Surveillance for variants of SARS-CoV-2 to inform risk assessments

Since the beginning of the coronavirus disease 2019 (COVID-19) pandemic, numerous severe acute respiratory syndrome coronavirus 2 (SARS-CoV-2) variants have emerged, some leading to large increases in infections, hospitalizations and deaths globally. The virus’s impact on public health depends on many factors, including the emergence of new viral variants and their global spread.

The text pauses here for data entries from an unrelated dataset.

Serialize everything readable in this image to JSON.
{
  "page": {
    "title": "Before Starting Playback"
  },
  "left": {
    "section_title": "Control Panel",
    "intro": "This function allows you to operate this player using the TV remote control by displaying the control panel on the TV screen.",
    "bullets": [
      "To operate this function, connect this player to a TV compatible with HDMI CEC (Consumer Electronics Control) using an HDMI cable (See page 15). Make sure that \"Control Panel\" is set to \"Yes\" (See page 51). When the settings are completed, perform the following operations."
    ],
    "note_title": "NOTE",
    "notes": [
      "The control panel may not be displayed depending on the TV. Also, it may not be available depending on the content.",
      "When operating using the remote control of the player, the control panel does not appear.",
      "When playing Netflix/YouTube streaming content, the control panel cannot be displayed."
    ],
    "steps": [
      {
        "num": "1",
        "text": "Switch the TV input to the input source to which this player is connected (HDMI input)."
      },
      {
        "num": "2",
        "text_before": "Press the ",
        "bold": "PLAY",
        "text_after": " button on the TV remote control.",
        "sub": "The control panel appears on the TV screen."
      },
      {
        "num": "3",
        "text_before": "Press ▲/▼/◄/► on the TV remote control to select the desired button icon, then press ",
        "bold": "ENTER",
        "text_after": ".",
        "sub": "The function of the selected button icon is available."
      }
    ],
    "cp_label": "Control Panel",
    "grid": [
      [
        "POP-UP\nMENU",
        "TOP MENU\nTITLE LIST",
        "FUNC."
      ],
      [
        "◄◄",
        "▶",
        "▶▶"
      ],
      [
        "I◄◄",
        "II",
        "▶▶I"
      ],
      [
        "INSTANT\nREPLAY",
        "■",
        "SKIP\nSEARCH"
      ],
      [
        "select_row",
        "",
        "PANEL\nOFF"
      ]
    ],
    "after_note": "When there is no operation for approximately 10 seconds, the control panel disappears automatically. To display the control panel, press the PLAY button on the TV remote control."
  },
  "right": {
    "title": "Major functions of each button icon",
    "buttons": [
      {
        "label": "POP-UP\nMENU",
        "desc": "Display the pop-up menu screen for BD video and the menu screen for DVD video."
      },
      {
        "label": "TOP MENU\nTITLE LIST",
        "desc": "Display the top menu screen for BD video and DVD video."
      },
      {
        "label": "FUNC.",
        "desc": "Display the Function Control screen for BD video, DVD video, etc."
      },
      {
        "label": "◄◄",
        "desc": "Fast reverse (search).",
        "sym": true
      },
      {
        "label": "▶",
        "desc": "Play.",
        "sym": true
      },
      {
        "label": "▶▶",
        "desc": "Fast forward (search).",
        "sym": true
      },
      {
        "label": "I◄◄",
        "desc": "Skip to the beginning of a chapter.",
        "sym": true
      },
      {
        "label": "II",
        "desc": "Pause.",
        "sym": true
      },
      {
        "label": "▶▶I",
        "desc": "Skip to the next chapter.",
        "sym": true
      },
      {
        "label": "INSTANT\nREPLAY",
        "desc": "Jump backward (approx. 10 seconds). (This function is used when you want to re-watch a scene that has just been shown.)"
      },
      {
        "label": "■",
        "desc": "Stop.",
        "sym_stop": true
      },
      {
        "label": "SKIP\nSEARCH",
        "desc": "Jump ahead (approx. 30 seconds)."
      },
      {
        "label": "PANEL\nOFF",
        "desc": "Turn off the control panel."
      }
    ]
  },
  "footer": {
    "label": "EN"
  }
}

Consequently, the early detection and surveillance of variants and characterization of their clinical effects are vital for assessing their health risk. The unprecedented capacity for viral genomic sequencing and data sharing built globally during the pandemic has enabled new variants to be rapidly detected and assessed. This article describes the main variants circulating globally between January 2020 and June 2023, the genetic features driving variant evolution, and the epidemiological impact of these variants across countries and regions. Second, we report how integrating genetic variant surveillance with epidemiological data and event-based surveillance, through a network of World Health Organization partners, supported risk assessment and helped provide guidance on pandemic responses. In addition, given the evolutionary characteristics of circulating variants and the immune status of populations, we propose future directions for the sustainable genomic surveillance of SARS-CoV-2 variants, both nationally and internationally: (i) optimizing variant surveillance by including environmental monitoring; (ii) coordinating laboratory assessment of variant evolution and phenotype; (iii) linking data on circulating variants with clinical data; and (iv) expanding genomic surveillance to additional pathogens. Experience during the COVID-19 pandemic has shown that genomic surveillance of pathogens can provide essential, timely and evidence-based information for public health decision-making.